Currently almonds are the single largest irrigated crop in California with over 1.2 million acres. Almond production in California has unique water issues, including the need for post-harvest irrigation and the presence of different almond varieties with shifted growth stages and water needs in the same orchard to establish effective pollination.
Typical almond orchards are arranged in rows that alternate between a high-yielding Nonpareil variety and one or more pollinator varieties. Traditionally, farmers have set up their irrigation systems to irrigate the entire orchard the same and cannot independently irrigate the different almond tree varieties within the orchard. Since each almond tree variety experiences critical growth stages at different times, they may also have different water needs and should be managed independently.

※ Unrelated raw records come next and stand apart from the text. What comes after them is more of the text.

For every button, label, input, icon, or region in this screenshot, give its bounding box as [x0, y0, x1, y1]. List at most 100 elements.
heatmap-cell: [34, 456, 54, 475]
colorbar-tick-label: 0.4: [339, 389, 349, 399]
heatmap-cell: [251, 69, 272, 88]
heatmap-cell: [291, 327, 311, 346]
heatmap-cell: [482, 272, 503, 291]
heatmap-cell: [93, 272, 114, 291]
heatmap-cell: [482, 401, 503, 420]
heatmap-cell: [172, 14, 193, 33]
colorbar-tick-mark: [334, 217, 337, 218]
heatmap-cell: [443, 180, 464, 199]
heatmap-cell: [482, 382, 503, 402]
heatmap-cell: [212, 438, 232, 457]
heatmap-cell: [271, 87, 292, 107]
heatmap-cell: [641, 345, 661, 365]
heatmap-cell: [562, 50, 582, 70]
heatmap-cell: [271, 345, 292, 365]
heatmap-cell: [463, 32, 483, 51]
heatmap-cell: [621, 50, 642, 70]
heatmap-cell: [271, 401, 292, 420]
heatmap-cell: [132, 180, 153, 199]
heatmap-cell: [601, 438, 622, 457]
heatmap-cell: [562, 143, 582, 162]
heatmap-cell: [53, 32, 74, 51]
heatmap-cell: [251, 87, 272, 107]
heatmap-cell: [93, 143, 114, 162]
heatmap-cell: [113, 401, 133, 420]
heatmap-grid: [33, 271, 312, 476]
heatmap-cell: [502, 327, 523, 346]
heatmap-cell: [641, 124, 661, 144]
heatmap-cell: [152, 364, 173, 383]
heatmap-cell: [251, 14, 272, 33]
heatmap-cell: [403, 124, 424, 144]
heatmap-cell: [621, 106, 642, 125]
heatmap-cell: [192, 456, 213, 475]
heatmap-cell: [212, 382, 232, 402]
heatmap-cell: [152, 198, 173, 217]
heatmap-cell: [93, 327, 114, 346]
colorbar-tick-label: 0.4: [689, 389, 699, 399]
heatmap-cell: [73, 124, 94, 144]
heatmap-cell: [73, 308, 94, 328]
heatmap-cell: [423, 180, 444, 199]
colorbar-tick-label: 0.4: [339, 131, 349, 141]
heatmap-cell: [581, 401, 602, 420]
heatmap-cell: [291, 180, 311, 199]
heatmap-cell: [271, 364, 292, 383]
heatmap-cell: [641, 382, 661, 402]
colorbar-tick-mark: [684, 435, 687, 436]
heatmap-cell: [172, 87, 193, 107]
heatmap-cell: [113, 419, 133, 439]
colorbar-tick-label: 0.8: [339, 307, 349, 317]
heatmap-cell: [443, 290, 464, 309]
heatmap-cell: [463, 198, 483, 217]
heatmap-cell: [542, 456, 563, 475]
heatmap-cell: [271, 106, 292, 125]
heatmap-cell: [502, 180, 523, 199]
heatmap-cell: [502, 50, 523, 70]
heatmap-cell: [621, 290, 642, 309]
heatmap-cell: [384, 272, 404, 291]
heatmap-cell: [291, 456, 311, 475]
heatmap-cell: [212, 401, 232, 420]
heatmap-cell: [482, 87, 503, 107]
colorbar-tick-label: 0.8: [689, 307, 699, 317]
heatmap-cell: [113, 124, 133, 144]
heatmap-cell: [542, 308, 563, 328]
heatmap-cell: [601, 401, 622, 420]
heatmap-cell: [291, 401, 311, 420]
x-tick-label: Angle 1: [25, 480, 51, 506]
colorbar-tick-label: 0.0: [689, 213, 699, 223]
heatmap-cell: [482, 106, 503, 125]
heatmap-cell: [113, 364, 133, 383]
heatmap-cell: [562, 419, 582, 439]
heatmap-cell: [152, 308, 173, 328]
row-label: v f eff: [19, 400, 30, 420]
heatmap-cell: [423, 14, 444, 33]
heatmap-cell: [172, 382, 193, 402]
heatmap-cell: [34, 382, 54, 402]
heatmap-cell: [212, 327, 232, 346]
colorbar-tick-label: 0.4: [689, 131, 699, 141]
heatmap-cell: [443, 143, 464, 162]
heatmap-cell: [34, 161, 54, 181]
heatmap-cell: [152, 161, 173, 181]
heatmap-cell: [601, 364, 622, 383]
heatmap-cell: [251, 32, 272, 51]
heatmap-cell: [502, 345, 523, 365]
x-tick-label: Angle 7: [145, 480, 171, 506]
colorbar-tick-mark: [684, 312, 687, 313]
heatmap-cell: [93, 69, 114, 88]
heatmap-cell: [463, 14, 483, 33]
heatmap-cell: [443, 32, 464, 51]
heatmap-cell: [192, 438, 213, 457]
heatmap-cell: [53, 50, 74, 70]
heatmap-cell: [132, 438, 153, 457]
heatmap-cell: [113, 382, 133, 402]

In addition, California’s almond acreage increased by seven percent between 2016 and 2017, indicating that there is increased acreage of young almond orchards that are particularly sensitive to water limitations. Therefore, the objectives of the study are to evaluate 1) site-specific irrigation management of different varieties of almond trees in the same orchard, 2) effect of regulated deficit irrigation management on almond yield, quality, water productivity, novel orange warm, and 3) crop water use and crop coefficients of different ages of young almond orchards.